Architecture and model education
This algorithm includes the training of deep neural networks called autocoders. These networks are used for unsupervised learning and have an encoder that can encode an input using an encoder. After that, they use a decoder to reconstruct the original input. For an image like our example, we use a convolution network as an encoder and a deconvolution network as a decoder. This architecture is designed to minimize the reconstruction error.
In our case, we train two networks simultaneously. One network learns to recreate Ronaldo’s face from FIFA 18 game graphics, And the other network learns to recreate the face from real images of Ronaldo. In deepfakes, both networks use a common encoder and two different decoders. So, we now have two networks that have learned what Ronaldo looks like in the game and real life.
Using trained models for face-swapping
Now it’s the turn of the interesting part. This algorithm can change faces using a clever trick. At this stage, the second auto-decoder network is fed with the input of the first network. The shared encoder takes the encoding from the FIFA image, but the decoder reconstructs the real image.
Can we use this algorithm to put our image in the game?

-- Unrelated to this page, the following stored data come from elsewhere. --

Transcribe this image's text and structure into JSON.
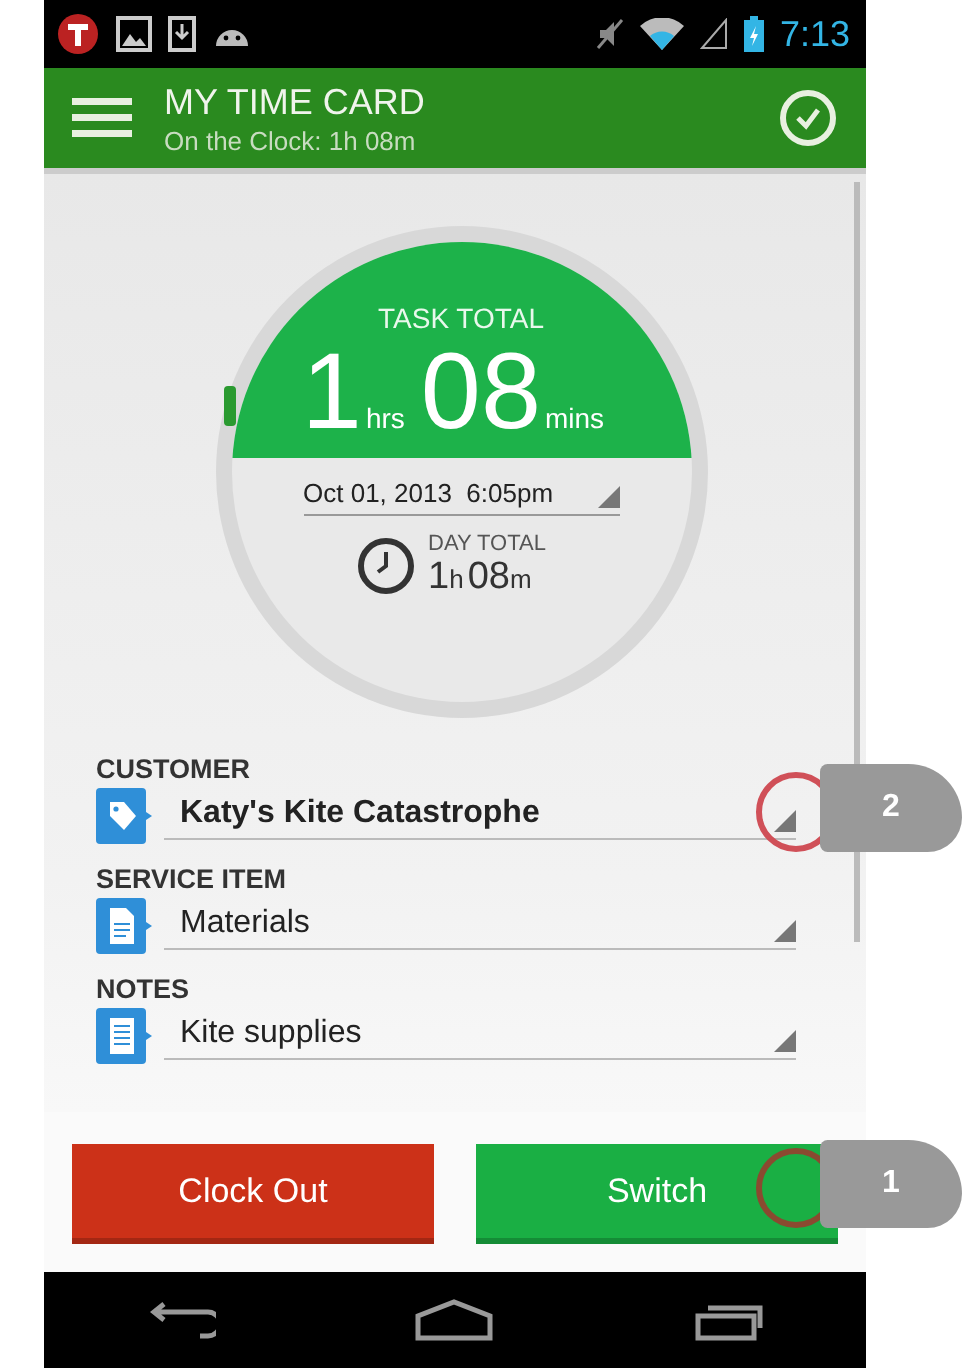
{
  "status_bar": {
    "time": "7:13"
  },
  "app_bar": {
    "title": "MY TIME CARD",
    "subtitle": "On the Clock: 1h 08m"
  },
  "task_total": {
    "label": "TASK TOTAL",
    "hours": "1",
    "hours_unit": "hrs",
    "minutes": "08",
    "minutes_unit": "mins",
    "start": "Oct 01, 2013  6:05pm",
    "day_total_label": "DAY TOTAL",
    "day_hours": "1",
    "day_hours_unit": "h",
    "day_minutes": "08",
    "day_minutes_unit": "m"
  },
  "fields": [
    {
      "kind": "tag",
      "label": "CUSTOMER",
      "value": "Katy's Kite Catastrophe",
      "bold": true
    },
    {
      "kind": "document",
      "label": "SERVICE ITEM",
      "value": "Materials",
      "bold": false
    },
    {
      "kind": "notes",
      "label": "NOTES",
      "value": "Kite supplies",
      "bold": false
    }
  ],
  "buttons": [
    {
      "label": "Clock Out",
      "kind": "danger"
    },
    {
      "label": "Switch",
      "kind": "primary"
    }
  ],
  "callouts": [
    {
      "number": "2",
      "kind": "field"
    },
    {
      "number": "1",
      "kind": "button"
    }
  ]
}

How would you feel if you could play instead of Alex Hunter? All you have to do is upload a long video of yourself and the trained model will download within hours.
The biggest advantage of this method is creating amazing faces that are difficult to distinguish from reality. All this can be achieved with just a few hours of training. While the game designers have spent years to reach it. This means game publishers can release new games much faster. Studios can also save millions of dollars and use their inventory to hire skilled storytellers.
But the obvious limitation is that these faces are produced in this way like computer-generated images for movies (CGI), while games require continuous image generation. Also, the time required to produce the output image is time-consuming in this method.
However, one of the big advantages of using deep learning in computer games is that once a model is trained, there is no need for human intervention to generate results.
As a result, if a person without graphic expertise can implement such a process in just a few hours of training; Certainly, game developers can revolutionize the computer game industry by investing in this direction and employing experts in the game industry.